In erster Linie aber an Grenzen, die unser Kulturkreis absteckt und die u.a. auch durch die Kirche gesetzt wurden und werden.
Ein noch immer ganz großes Tabuthema ist der Tod. Über ihn zu sprechen, regt bei den meisten nahezu körperliches Unbehagen.
Andere Kulturen gehen da völlig anders damit um. Ich denke da an Feste die irgendwo in Lateinamerika auf Friedhöfen gefeiert werden, um die Verstorbenen einzubeziehen. Da ist der Tod nicht negativ behaftet. Auch andere Kulturen sehen im Tod nichts Schlimmes oder Böses, sondern eine Zwischenstation, vor der niemand angst haben muss.
Aber wir hier in Mitteleuropa sind eben anders erzogen. Der Tod flößt uns Angst ein, vor Toten grault uns, Friedhöfe sind zumindest Nachts etwas Unheimliches. Haben die Menschen in anderen Kulturkreisen, die das nicht so sehen, einen psychischen Defekt? Wohl eher nicht. Vielleicht sind die "normaler" als wir, weil sie den Tod als Teil des Lebens akzeptieren? Sicher, sie gehen eigentlich normaler mit dem Thema um, weil es nun einmal ein Bestandteil des Lebens ist. Es war ist und bleibt so: Mit der Zeugung beginnt das Sterben.
Und das nächste Tabuthema ist nach wie vor der Sex. Wie WiB erklärt, hat die Darstellung von präparierten Toten aus ihrer Sicht nur die Berechtigung, um Körperfunktionen zu erklären.
Das sehen wir anders. Körperwelten soll uns das Leben näher bringen. Von Hagens erklärt im Zusammenhang mit dem Liebespaar, dass der Liebesakt der erste Schritt zum Leben ist. Das er in direkten Zusammenhang mit dem absoluten Ende gebracht wird, das die beiden "Akteure" (aus deren Sicht vermutlich leider) bereits erreicht haben.
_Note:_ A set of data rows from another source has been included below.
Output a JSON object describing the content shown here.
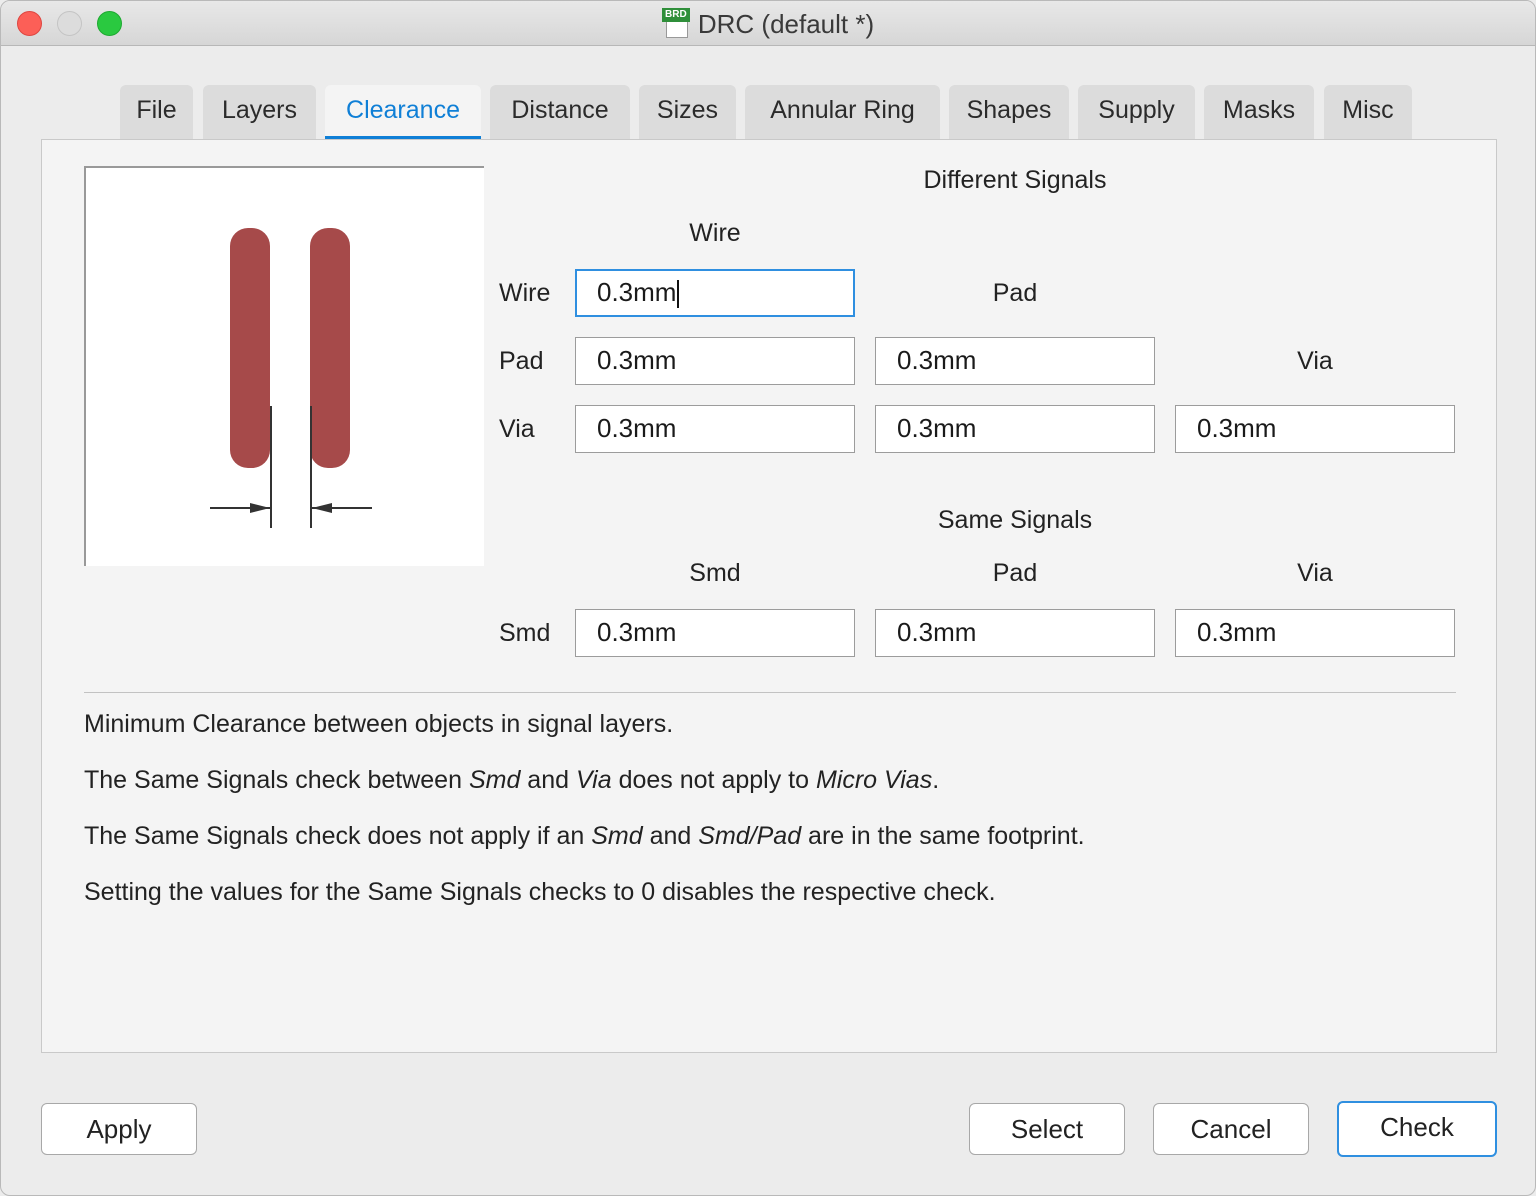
{
  "window": {
    "title": "DRC (default *)",
    "file_badge": "BRD"
  },
  "tabs": [
    {
      "label": "File"
    },
    {
      "label": "Layers"
    },
    {
      "label": "Clearance",
      "active": true
    },
    {
      "label": "Distance"
    },
    {
      "label": "Sizes"
    },
    {
      "label": "Annular Ring"
    },
    {
      "label": "Shapes"
    },
    {
      "label": "Supply"
    },
    {
      "label": "Masks"
    },
    {
      "label": "Misc"
    }
  ],
  "clearance": {
    "different_signals": {
      "heading": "Different Signals",
      "col_wire": "Wire",
      "col_pad": "Pad",
      "col_via": "Via",
      "row_wire": "Wire",
      "row_pad": "Pad",
      "row_via": "Via",
      "wire_wire": "0.3mm",
      "pad_wire": "0.3mm",
      "pad_pad": "0.3mm",
      "via_wire": "0.3mm",
      "via_pad": "0.3mm",
      "via_via": "0.3mm"
    },
    "same_signals": {
      "heading": "Same Signals",
      "col_smd": "Smd",
      "col_pad": "Pad",
      "col_via": "Via",
      "row_smd": "Smd",
      "smd_smd": "0.3mm",
      "smd_pad": "0.3mm",
      "smd_via": "0.3mm"
    },
    "description": {
      "line1": "Minimum Clearance between objects in signal layers.",
      "line2_a": "The Same Signals check between ",
      "line2_b": "Smd",
      "line2_c": " and ",
      "line2_d": "Via",
      "line2_e": " does not apply to ",
      "line2_f": "Micro Vias",
      "line2_g": ".",
      "line3_a": "The Same Signals check does not apply if an ",
      "line3_b": "Smd",
      "line3_c": " and ",
      "line3_d": "Smd/Pad",
      "line3_e": " are in the same footprint.",
      "line4": "Setting the values for the Same Signals checks to 0 disables the respective check."
    },
    "preview_color": "#a64a4a"
  },
  "buttons": {
    "apply": "Apply",
    "select": "Select",
    "cancel": "Cancel",
    "check": "Check"
  },
  "colors": {
    "accent": "#0f7fd6",
    "focus_ring": "#2f8fe0",
    "traffic_red": "#fc5f57",
    "traffic_green": "#2ac940"
  }
}
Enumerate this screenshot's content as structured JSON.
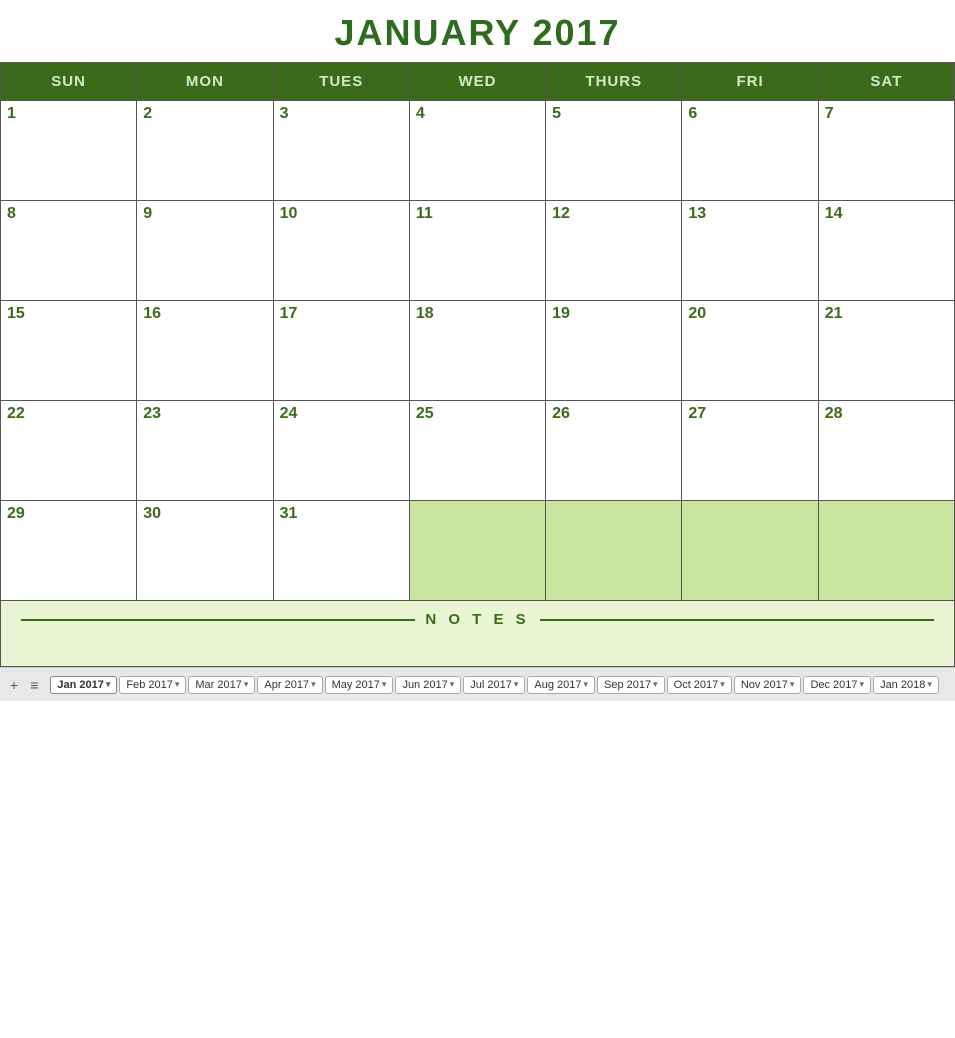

Ist es nicht eigentlich eine Nachstellung einer Szene, die das Schicksal im ganz realen Leben auf Ewig fixiert hatte? Ein Vulkanausbruch des Vesuv überraschte vor fast 2.000 Jahren ein Paar beim Liebsakt und Vulkanasche versteinerte es dabei. Makaber sagen die einen. Aber das Szenario setzte die Natur und was kann daran makaber sein?
Gar keine Frage: Für viele stoßen die "Körperwelten" an die grenzen des Geschmacks, an Grenzen von dem, was sie mit ihrer Erziehung in Übereinstimmung bringen können, an Grenzen, die uns der christliche Glauben bewusst oder unbewusst setzt. Gegen diese Befindlichkeiten wird man nichts tun können, denn die sitzen in den Köpfen fest.
Viele gehen damit unkompliziert um - und das ist gut so.
Mal abgesehen von den von Hagens'schen Körperwelten - wie viele Leute sehen im Swingen die Sittenlosigkeit pur, wie viele lehnen Pornos grundsätzlich als unmoralisch und was auch immer ab. Wie viele machen aus Sex außerhalb von Aufklärungsbüchern noch immer ein Geheimniss, besonders dann, wenn es um den eigenen Sex geht. Wie viele Männer schämen sich, wenn der Urologe per Anus die Prostata ertastet?
Also sind die Körperwelten im allgemeinen und die Darstellung von präparierten Verstorbenen beim Sex im Besonderen moralische und kulturelle Grenzen erreicht und für manchen auch überschritten.
Wir sehen es weniger emotional, sondern sachlich und so ist das für uns, wie eben auch viele andere OK, auch wenn es andere anders sehen.....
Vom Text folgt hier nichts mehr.